回纥的文字记载远不如大唐那么详细,他们依然还使用古老的口口相传交接方式,有许多东西怀仁可汗会瞒着可敦和苏娴,只告诉磨延啜一人。
“还得请老师快些安抚好部落,然后老师这和我这才能一起派兵攻打葛萨部落和奚耶勿部落。也好让老师有能在部落站住脚跟的功绩,我也能有开疆拓土的功劳。”李长安揉了揉额角缓解疲惫的脑子。
她从昨日开始就一直紧绷着精神,两天一共只睡了三个时辰觉。
“这么着急吗。”苏娴担忧看着李长安。
“你这几日太着急了。”
听着苏娴的提醒,李长安无奈道:“我在北方待不久了,立功必须尽快。”
“摩诘和玉环都给我寄了信,我那个父皇开始打探我的事情了。”
李隆基对子女仿佛有一套自带的警惕系统,只要轻轻碰一碰就会疯狂警示。
安禄山就差把造反两个字写在脸上了,李隆基对他却一点怀疑都没有。她只是略微出挑了一点,李隆基就开始疑神疑鬼。
李长安不知道她还能让李隆基相信她多久,李隆基对子女的怀疑就是没事都要幻想出一堆事,更别说她这个真有事的了。
而且现在安禄山也对她颇为忌惮,还会随着她名声越大就越加忌惮,绝对会想办法让李隆基把她从北方边关弄走。
她在安禄山手下也有几个探子,从他们那边传来的消息看,安禄山这段时间加快了造反准备速度。
先前安禄山年轻,李隆基年老,安禄山可以安稳苟发育,等到熬老了李隆基再起兵造反;如今她年轻,安禄山年老,安禄山看着她崛起只会害怕,怕她势力成型而让他功亏一篑,所以安禄山必须要赶在她发育完全之前造反。
现在的形式很微妙。

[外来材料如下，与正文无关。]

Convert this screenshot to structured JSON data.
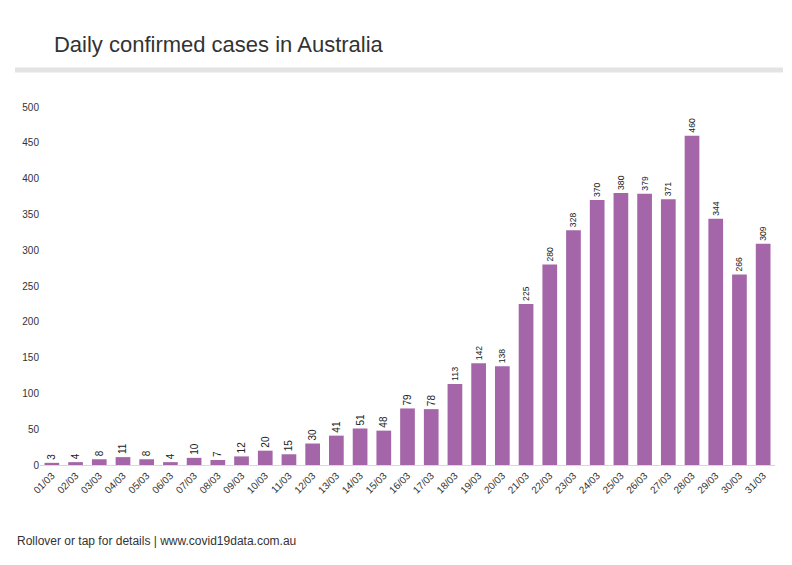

李隆基是一只年迈的老虎,她是一只年幼的老虎,安禄山是觊觎领地的豺狼。他想要夺走这边广袤领地,最好的时机就是老虎年迈无力而幼虎尚未长成的时候。
当然最好的方法还是让她中途夭折,可惜能对她动手的人只有李隆基。可安禄山不敢污蔑她造反,他敢污蔑王忠嗣造反是因为他知道王忠嗣不会造反,但是她逼急了真的会造反,还会起兵之后第一件事就先去攻打朔方隔壁的范阳和他同归于尽。
倘若李长安是安禄山,她也会想办法把这个碍事的“寿安公主”弄走,卧榻之侧,岂容他人鼾睡?
朔方和范阳太近了。
“我那个父皇本来就多疑,安禄山再一蛊惑,他肯定会找个冠冕堂皇的理由把我调离朔方。儿女结交边将都能让他害怕,我直接成了边将还不得把他吓死。”李长安面无表情。